4. Trasformare le passioni in lavoro
La passione rappresenta il punto di partenza dell'attività imprenditoriale, così l'impegno nel lavoro e nelle attività professionali non rappresenta più un sacrificio, ma diventa soddisfazione e piacere.
«Io non vedo alcuna differenza di principio tra un prodotto da forno e una stretta di mano. Panzerotti, taralli, friselle, rosette, sfilatini e torte sono questione di mani, e quelle mani appartengono soltanto a un uomo, che nelle sue mani profonde tutta la sua intelligenza, tutto se stesso».
5. Resilienza
Non abbattersi per risultati non convincenti e insuccessi nel breve termine. Cercare sempre di apprendere dagli errori e dagli insuccessi per migliorare.

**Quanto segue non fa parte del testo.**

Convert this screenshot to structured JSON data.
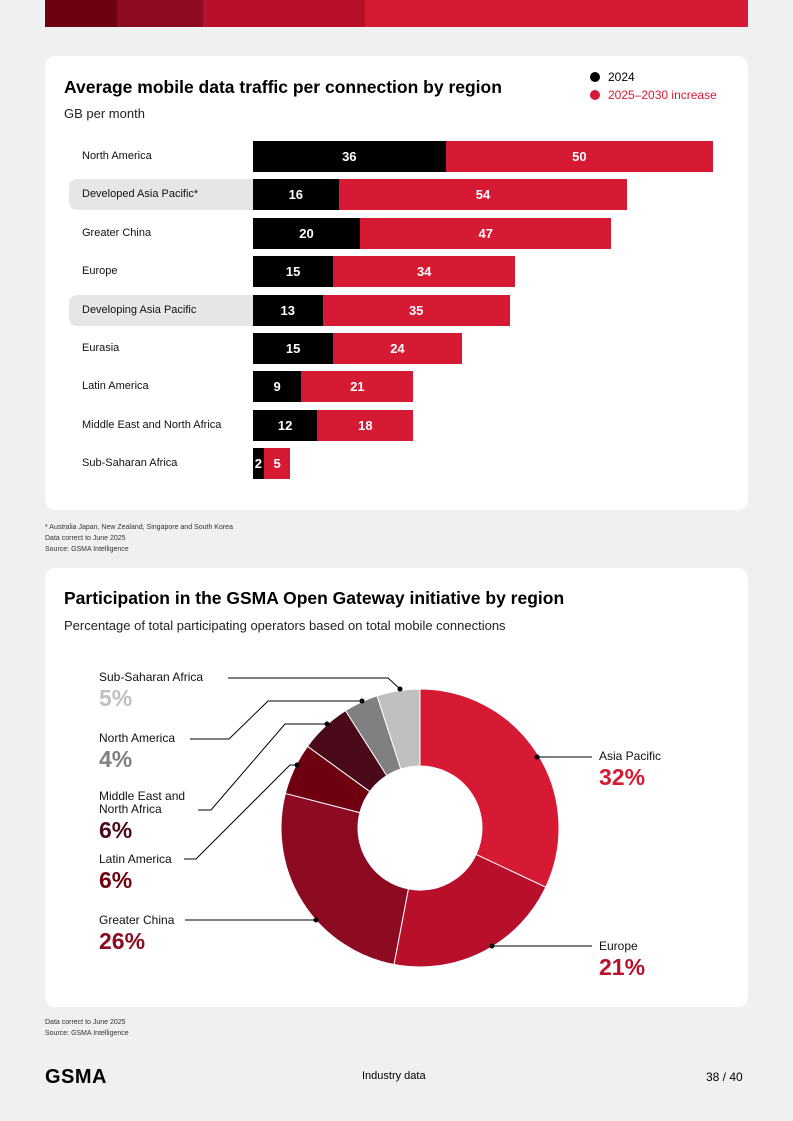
{
  "colors": {
    "seg1": "#6f0010",
    "seg2": "#8c0a22",
    "seg3": "#b8102a",
    "seg4": "#d71a33",
    "black": "#000000",
    "red": "#d71a33"
  },
  "chart1": {
    "title": "Average mobile data traffic per connection by region",
    "subtitle": "GB per month",
    "legend": [
      "2024",
      "2025–2030 increase"
    ],
    "notes": [
      "* Australia Japan, New Zealand, Singapore and South Korea",
      "Data correct to June 2025",
      "Source: GSMA Intelligence"
    ]
  },
  "chart_data": [
    {
      "type": "bar",
      "orientation": "horizontal",
      "stacked": true,
      "title": "Average mobile data traffic per connection by region",
      "ylabel": "GB per month",
      "categories": [
        "North America",
        "Developed Asia Pacific*",
        "Greater China",
        "Europe",
        "Developing Asia Pacific",
        "Eurasia",
        "Latin America",
        "Middle East and North Africa",
        "Sub-Saharan Africa"
      ],
      "highlighted": [
        "Developed Asia Pacific*",
        "Developing Asia Pacific"
      ],
      "series": [
        {
          "name": "2024",
          "color": "#000000",
          "values": [
            36,
            16,
            20,
            15,
            13,
            15,
            9,
            12,
            2
          ]
        },
        {
          "name": "2025–2030 increase",
          "color": "#d71a33",
          "values": [
            50,
            54,
            47,
            34,
            35,
            24,
            21,
            18,
            5
          ]
        }
      ]
    },
    {
      "type": "pie",
      "donut": true,
      "title": "Participation in the GSMA Open Gateway initiative by region",
      "subtitle": "Percentage of total participating operators based on total mobile connections",
      "slices": [
        {
          "label": "Asia Pacific",
          "value": 32,
          "display": "32%",
          "color": "#d71a33"
        },
        {
          "label": "Europe",
          "value": 21,
          "display": "21%",
          "color": "#b8102a"
        },
        {
          "label": "Greater China",
          "value": 26,
          "display": "26%",
          "color": "#8c0a22"
        },
        {
          "label": "Latin America",
          "value": 6,
          "display": "6%",
          "color": "#6f0010"
        },
        {
          "label": "Middle East and North Africa",
          "value": 6,
          "display": "6%",
          "color": "#4a0a1a"
        },
        {
          "label": "North America",
          "value": 4,
          "display": "4%",
          "color": "#808082"
        },
        {
          "label": "Sub-Saharan Africa",
          "value": 5,
          "display": "5%",
          "color": "#c0c0c2"
        }
      ]
    }
  ],
  "chart2": {
    "title": "Participation in the GSMA Open Gateway initiative by region",
    "subtitle": "Percentage of total participating operators based on total mobile connections",
    "mena_line1": "Middle East and",
    "mena_line2": "North Africa",
    "notes": [
      "Data correct to June 2025",
      "Source: GSMA Intelligence"
    ]
  },
  "footer": {
    "logo": "GSMA",
    "section": "Industry data",
    "page": "38 / 40"
  }
}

Nel 1970 Luigi Luini rischia di perdere tutto: la proprietà dei "muri" del suo forno vuole revocargli l'affitto, mandarlo via. Lui racconta così la sua decisione di rischiare l'azzardo più grande della vita: «Misi mano a ogni risparmio e raggruppai tutta la mia liquidità, arrivai persino a impegnare alcuni miei beni pur di raggiungere la cifra richiesta e acquistare i muri dell’intera proprietà, dal piano terreno dove lavoravamo fino al primo piano dove abitavamo. Quello fu credo il più grande azzardo della mia vita. Pazzo, mi dicevano. Rimasi senza risparmi, nemmeno un centesimo di riserva». Lottare come un leone per tenere quella location si rivelò un azzardo vincente, perché senza quella posizione strategica non esisterebbe il mito Luini.
La sesta lezione: qualità del prodotto prima di tutto
A ben guardare, c'è un'ultima lezione da ascoltare. Quella che riguarda il prodotto. La formula del panzerotto ha origine dal libro di ricette - scritte a mano - della mamma di Luigi Luini. Semplice e geniale, adeguata al mercato che ha richiesto differenziazione (oggi il panzerotto è offerto in 11 versioni fritte e 6 al forno), ma immutata nella sua essenza, sempre con la massima attenzione alla qualità delle forniture. Sempre con quel mix di bontà e semplicità che fa del panzerotto un mito.
«Ho visto svariati modi di tenere in mano un panzerotto e mangiarlo, ognuno ne ha uno proprio. Ho scoperto che alcuni lo tengono per l’estremità e sembrano equilibristi attaccati a una fune. Altri li avrei abbracciati, tanto erano impacciati nel maneggiare anche solo la carta tutt’intorno. Tutti, però, lo finiscono».